Underwriters can often help borrowers avoid loans that would otherwise be considered risky. Mortgage underwriters can reject home loans if appropriate, but they usually require the assistance of a lender before a home loan can be approved.

Closing

Closing is the final step. After the last walkthrough, closing will be scheduled at the escrow or title office. All final paperwork will be signed and filed with the appropriate offices there.

The seller will be paid for the transaction, and the buyer will receive the keys to their new house. They’ll be given a copy of the deed or title (depending on where you live) and can move in whenever they want.

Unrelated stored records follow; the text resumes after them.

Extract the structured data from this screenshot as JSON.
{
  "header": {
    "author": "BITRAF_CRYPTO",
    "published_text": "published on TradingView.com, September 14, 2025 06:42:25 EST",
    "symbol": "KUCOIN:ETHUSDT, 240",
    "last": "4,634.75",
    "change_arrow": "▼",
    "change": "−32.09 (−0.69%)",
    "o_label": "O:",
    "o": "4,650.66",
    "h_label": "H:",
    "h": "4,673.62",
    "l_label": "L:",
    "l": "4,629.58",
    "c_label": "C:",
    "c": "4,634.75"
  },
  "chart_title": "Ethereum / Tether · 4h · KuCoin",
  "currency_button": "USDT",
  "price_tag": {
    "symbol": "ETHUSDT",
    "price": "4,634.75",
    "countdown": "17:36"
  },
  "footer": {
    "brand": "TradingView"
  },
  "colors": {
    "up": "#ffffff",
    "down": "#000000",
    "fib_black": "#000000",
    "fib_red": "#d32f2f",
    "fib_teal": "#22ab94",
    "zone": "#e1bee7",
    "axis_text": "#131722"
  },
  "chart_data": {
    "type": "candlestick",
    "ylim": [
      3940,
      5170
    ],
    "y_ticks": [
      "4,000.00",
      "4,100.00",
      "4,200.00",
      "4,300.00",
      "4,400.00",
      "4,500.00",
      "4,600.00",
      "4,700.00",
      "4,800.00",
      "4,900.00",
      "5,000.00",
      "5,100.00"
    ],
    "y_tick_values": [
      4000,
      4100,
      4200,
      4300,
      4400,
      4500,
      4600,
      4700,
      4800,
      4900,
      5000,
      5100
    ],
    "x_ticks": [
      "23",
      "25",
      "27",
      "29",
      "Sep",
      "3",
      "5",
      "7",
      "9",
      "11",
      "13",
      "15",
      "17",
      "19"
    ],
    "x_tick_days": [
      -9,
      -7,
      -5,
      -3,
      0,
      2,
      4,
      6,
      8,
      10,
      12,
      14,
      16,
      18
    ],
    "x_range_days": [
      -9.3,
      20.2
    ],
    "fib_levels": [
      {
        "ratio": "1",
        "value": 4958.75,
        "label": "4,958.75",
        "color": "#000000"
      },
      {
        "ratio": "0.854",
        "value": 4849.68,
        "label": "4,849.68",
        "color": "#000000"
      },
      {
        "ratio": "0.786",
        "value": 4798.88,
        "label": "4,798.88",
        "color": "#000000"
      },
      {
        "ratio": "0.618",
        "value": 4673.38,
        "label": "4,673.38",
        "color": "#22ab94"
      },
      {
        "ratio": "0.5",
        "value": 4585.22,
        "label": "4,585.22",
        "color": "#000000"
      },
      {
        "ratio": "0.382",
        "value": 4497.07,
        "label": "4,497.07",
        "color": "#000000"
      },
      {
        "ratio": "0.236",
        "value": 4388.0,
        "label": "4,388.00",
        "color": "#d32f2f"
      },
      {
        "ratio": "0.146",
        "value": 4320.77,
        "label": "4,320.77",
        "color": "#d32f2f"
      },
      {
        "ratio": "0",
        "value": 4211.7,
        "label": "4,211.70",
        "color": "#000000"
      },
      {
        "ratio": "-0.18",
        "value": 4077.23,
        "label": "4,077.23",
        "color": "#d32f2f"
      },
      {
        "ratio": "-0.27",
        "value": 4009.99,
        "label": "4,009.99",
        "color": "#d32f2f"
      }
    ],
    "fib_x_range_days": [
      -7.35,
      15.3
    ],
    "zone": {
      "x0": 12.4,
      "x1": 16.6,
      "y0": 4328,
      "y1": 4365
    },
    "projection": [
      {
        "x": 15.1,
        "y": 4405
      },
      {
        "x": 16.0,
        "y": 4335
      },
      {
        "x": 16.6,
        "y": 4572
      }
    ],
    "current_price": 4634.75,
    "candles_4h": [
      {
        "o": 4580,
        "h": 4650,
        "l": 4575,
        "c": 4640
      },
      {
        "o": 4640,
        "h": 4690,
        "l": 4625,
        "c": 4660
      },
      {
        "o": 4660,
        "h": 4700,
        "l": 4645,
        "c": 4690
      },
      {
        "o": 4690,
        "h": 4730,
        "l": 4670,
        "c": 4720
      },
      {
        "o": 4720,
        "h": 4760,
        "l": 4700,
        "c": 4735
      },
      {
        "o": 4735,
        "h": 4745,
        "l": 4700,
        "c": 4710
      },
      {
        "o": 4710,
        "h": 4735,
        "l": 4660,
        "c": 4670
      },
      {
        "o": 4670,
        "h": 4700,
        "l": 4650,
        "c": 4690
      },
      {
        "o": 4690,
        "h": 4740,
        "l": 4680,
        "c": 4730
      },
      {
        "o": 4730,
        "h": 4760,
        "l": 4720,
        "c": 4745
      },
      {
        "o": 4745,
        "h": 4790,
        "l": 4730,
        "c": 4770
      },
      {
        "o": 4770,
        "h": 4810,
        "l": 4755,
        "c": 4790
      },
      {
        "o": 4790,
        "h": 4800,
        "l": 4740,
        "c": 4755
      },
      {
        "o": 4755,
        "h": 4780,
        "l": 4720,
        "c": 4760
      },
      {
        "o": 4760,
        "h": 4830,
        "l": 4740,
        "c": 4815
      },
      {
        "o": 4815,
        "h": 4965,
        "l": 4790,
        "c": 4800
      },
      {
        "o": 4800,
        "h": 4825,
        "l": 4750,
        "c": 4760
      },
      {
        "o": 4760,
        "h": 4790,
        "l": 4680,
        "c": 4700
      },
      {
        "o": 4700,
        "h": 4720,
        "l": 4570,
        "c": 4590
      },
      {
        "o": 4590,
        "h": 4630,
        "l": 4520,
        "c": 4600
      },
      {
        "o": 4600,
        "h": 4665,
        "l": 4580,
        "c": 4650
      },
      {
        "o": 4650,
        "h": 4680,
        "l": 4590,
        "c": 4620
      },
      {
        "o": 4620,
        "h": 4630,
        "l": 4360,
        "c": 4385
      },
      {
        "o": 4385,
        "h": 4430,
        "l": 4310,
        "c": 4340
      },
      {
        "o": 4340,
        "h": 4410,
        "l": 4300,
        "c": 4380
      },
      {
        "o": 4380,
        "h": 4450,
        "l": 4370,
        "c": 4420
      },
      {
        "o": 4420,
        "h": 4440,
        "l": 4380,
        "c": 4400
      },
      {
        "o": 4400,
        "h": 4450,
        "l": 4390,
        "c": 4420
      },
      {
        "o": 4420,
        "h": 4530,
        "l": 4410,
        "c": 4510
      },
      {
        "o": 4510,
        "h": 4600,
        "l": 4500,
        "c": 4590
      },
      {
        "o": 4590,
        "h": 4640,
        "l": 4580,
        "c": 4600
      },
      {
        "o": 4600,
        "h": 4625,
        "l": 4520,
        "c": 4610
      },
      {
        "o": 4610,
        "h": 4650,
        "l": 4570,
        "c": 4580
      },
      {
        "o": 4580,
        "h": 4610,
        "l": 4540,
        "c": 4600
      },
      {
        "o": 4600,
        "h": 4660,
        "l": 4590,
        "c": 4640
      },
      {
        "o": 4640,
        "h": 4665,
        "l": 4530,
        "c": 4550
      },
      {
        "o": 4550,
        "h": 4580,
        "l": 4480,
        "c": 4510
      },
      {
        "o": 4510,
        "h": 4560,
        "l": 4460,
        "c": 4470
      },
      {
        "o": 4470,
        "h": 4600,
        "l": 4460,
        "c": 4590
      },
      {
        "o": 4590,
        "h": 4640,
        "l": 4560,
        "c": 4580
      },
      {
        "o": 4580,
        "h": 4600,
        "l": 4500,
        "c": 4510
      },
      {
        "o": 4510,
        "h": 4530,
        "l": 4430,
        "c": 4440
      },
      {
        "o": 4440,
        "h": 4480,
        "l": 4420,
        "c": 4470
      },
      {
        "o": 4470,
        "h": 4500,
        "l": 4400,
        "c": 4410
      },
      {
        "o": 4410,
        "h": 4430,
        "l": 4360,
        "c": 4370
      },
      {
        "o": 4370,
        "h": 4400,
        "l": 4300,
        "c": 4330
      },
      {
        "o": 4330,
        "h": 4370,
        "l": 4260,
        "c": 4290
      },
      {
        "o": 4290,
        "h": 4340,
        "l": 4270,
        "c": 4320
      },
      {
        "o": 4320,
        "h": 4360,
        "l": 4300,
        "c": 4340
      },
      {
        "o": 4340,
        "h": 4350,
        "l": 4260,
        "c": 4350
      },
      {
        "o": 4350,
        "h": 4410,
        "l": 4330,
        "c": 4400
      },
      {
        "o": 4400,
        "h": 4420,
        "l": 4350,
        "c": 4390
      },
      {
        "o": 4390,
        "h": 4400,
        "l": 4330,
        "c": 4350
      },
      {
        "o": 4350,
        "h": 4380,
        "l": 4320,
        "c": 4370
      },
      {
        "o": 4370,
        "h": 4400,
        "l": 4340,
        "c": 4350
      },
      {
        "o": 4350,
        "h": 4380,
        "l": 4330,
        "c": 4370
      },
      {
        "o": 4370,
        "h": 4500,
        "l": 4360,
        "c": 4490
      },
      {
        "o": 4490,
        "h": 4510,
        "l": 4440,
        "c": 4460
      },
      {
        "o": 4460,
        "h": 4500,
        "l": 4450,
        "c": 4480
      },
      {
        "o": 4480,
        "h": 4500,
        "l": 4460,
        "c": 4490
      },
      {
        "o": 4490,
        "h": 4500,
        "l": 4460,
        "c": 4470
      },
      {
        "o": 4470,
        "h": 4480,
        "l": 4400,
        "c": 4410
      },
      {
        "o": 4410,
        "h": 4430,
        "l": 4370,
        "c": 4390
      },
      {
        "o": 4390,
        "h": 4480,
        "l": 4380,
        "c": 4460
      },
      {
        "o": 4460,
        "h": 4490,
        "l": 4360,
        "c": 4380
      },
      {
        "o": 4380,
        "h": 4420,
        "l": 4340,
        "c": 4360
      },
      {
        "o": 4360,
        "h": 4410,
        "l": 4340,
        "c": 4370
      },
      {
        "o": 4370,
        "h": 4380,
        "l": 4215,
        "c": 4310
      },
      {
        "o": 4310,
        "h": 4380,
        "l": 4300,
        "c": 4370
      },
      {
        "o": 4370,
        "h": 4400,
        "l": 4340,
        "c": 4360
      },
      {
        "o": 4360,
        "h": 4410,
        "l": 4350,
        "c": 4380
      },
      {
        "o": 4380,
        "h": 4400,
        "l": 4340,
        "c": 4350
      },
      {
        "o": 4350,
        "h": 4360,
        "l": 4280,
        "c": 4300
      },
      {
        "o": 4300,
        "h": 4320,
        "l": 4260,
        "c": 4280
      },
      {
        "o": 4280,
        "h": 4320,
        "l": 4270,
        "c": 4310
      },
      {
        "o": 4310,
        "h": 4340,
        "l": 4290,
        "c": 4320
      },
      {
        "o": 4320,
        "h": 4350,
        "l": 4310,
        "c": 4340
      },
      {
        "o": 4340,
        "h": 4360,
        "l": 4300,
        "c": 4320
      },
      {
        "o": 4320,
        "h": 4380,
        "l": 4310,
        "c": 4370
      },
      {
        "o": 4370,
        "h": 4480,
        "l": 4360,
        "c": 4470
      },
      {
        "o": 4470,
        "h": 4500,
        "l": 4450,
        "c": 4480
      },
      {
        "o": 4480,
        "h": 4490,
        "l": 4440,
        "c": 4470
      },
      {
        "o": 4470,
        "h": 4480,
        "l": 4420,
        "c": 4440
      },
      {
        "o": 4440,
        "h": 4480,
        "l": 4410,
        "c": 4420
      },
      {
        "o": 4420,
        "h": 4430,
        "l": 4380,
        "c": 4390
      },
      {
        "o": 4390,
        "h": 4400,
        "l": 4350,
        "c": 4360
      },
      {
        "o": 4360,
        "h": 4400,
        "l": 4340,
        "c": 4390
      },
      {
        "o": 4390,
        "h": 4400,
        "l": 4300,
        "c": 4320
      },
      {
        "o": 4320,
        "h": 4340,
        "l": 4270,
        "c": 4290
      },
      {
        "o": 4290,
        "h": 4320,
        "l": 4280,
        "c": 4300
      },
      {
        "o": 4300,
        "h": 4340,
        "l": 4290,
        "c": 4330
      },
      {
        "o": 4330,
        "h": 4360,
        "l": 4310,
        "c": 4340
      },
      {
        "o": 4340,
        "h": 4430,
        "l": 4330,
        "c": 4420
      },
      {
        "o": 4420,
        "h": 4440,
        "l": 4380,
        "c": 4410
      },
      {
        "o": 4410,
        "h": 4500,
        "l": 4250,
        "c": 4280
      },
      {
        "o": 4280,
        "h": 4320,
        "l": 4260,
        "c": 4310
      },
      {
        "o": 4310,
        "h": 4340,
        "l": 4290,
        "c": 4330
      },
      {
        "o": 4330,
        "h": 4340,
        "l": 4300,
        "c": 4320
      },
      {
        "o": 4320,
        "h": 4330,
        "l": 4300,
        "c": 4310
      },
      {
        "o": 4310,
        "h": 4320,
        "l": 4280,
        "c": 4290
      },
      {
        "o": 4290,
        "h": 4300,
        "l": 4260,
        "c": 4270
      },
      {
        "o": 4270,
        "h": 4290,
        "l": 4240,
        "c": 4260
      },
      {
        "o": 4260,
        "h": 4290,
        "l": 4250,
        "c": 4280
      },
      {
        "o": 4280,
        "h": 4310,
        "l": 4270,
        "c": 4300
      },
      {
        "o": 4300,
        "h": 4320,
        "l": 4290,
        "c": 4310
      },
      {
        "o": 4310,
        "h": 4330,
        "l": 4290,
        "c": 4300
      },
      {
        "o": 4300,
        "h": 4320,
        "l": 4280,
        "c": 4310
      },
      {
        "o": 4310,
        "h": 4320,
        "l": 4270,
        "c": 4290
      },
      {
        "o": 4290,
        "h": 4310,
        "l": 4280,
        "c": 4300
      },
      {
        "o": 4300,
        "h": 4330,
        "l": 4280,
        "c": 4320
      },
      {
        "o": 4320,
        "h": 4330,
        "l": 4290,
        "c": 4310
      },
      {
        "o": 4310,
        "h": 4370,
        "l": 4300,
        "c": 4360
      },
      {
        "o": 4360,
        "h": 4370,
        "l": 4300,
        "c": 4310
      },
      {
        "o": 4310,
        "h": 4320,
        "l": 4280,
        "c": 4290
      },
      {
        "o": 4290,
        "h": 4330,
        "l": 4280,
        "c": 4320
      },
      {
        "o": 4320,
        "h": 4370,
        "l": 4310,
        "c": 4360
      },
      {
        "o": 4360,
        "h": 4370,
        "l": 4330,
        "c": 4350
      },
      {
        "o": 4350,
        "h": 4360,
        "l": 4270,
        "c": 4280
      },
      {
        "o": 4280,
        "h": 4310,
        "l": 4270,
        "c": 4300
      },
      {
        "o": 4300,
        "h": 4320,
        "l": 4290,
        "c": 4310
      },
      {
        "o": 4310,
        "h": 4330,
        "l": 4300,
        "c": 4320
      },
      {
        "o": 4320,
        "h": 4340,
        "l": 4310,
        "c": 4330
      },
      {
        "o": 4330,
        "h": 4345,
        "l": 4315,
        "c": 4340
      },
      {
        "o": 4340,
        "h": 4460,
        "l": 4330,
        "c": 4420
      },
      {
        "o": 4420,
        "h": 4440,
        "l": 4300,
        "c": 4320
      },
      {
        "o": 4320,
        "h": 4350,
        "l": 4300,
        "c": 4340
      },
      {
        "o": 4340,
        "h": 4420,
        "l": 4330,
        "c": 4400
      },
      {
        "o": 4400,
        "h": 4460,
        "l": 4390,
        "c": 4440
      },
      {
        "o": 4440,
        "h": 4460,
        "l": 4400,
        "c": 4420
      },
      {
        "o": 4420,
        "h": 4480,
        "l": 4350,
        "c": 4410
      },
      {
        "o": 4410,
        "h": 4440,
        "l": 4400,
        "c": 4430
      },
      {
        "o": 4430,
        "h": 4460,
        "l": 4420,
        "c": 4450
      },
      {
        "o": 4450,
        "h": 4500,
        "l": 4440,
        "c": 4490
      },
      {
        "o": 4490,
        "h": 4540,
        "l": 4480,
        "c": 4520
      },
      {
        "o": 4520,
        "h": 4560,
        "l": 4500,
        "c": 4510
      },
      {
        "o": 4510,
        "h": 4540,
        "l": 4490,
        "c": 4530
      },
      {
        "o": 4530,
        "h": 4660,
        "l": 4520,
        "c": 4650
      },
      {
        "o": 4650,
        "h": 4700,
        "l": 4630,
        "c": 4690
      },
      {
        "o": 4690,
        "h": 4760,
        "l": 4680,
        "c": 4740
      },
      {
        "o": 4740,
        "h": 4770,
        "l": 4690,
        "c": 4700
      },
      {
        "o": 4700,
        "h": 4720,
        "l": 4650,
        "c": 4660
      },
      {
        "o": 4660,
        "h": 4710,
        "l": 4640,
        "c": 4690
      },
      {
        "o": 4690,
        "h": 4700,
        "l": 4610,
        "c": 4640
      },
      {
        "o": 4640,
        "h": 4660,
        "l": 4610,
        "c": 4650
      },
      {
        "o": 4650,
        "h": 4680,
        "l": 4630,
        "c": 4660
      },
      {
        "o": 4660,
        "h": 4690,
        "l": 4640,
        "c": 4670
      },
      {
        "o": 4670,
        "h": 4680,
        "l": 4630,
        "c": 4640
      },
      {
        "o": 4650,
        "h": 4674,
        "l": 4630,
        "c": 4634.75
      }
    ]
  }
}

Additional Factors to Consider

Besides the home and neighborhood, there are many other things to evaluate when looking for a new home. The ideal house is one that you’ll enjoy living in for as long as you intend to. It should be something you’ll be proud to own.

Finances play a pivotal role in home ownership. For many single people and couples, a house is the most significant investment they will ever make. It isn’t something to be taken lightly or rushed. It’s important that you can afford the home you want without worrying about going into foreclosure.

In most cases, you’ll need to have enough money set aside for your down payment, insurance, closing costs, monthly mortgage payments, and monthly utility bills. This is in addition to your other regular monthly and annual expenses. This is why homeowners usually wait until they can effectively budget for such a purchase.

Down Payment

Many mortgage contracts will require a down payment. Down payments are a portion of the total loan amount. In some cases, a down payment can be as much as 20 percent or more of the home’s sale price.

Your loan agreement will dictate the down payment amount and terms. The down payment is usually paid upfront at closing.

Mortgage Insurance

Mortgage insurance may or may not be required for the home purchase. This kind of insurance protects the lender. If you default on your loan or pass away during the loan contract, the lender doesn’t have to worry about recouping the loan amount.

If you’re making a down payment of less than 20% on a home, you should expect to pay private mortgage insurance (PMI). The policy cost is often built into your monthly mortgage payments.

The value of the home, loan amount, monthly mortgage payment amount, mortgage term, credit score, interest rate, and kind of interest are some of the factors that a lender will use to calculate mortgage insurance. If necessary, you can work with them on a policy that will best meet both of your needs.

Refinancing

Some owners may opt to refinance their home mortgage. There are many reasons why this happens. A sudden need for increased cash, a decision to purchase a vehicle or other big-ticket item, paying for medical bills, and other hardships are all common examples.

Refinancing can help homeowners build equity sooner or even decrease the overall life of their home loan. It’s something you can consider if there is a need. Talk to your lender to determine if refinancing is right for your specific situation.

Using Home Equity

Another option for those needing additional cash is to use the equity in their home. Equity is built up by making mortgage payments over time. The more on-time payments you make, the more equity builds up.

A home equity line of credit (HELOC) allows borrowers to acquire cash based on the equity they’ve established by making regular monthly mortgage payments. Factors such as on-time payments, the original loan amount and interest rate, and the requested equity line are just some of the things that will be considered for HELOC loans. These loans can eventually be used to pay off the existing home mortgage.

Bottom Line

It’s not uncommon for several weeks, months, or even years to elapse before someone becomes a homeowner. Many important tasks must be completed along the way, and missing even one can set you back even further.